Biosensors based on a field‐effect transistor platform allow continuous monitoring of biologically active species with high sensitivity due to the amplification capability of detected signals. To date, a large number of sensors for biogenic substances have used high‐cost enzyme immobilization methods. Here, highly sensitive organic field‐effect transistor (OFET)‐based sensors functionalized with synthetic receptors are reported that can selectively detect acetylcholine (ACh+), a critical ion related to the delivery of neural stimulation. A cucurbit[6]uril (CB[6]) derivative, perallyloxyCB[6] ((allyloxy)12CB[6], AOCB[6]), which is soluble in methanol but insoluble in water, has been solution‐deposited as a selective sensing layer onto a water‐stable p‐channel semiconductor, 5,5′‐bis‐(7‐dodecyl‐9H‐fluoren‐2‐yl)‐2,2′‐bithiophene layer.

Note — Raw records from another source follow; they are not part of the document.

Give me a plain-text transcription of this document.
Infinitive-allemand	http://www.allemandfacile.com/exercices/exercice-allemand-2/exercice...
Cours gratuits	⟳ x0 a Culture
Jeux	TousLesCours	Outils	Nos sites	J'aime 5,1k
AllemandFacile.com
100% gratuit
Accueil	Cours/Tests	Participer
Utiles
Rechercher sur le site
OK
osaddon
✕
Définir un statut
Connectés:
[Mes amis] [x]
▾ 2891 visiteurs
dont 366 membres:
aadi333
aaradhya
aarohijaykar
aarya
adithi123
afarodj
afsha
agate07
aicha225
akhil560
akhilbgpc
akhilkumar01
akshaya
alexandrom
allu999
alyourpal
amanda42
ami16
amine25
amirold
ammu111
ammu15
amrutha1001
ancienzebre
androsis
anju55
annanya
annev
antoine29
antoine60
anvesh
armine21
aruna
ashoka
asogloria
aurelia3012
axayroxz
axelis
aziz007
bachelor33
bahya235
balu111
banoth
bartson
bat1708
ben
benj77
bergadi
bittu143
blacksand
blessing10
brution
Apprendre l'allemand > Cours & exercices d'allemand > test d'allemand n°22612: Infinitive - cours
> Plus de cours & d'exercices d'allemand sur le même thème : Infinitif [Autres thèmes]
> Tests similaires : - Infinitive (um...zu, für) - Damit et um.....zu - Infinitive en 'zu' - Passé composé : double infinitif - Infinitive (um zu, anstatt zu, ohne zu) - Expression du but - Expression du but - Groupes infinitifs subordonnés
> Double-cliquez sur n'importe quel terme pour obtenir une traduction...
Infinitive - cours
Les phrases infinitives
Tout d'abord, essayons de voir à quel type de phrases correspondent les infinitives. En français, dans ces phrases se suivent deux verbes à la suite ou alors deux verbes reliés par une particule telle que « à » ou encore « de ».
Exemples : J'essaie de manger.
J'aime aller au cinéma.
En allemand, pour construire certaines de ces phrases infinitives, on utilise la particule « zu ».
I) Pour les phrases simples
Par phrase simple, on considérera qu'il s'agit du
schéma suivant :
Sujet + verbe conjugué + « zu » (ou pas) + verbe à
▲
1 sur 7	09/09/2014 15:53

The OFET‐based sensors exhibit a detection limit down to 1 × 10–12 m of ACh+, which is six orders of magnitude lower than that of ion‐selective electrode‐based sensors. Moreover, these OFET‐based sensors show highly selective discrimination of ACh+ over choline (Ch+). The findings demonstrate a viable method for the fabrication of OFET‐based biosensors with high sensitivity and selectivity, and allow for practical applications of OFETs as high‐performance sensors for biogenic substances. Highly sensitive organic‐transistor‐based sensors that can selectively detect a neurotransmitter acetylcholine without enzyme immobilization are prepared by functionalization with a synthetic receptor, a cucurbit[6]uril derivative. These sensors exhibit highly sensitive (detection limit of 1 × 10−12 m) and selective sensing behaviors. This work describes a low‐cost and viable way for the fabrication of high‐performance sensors for the detection of biogenic molecules.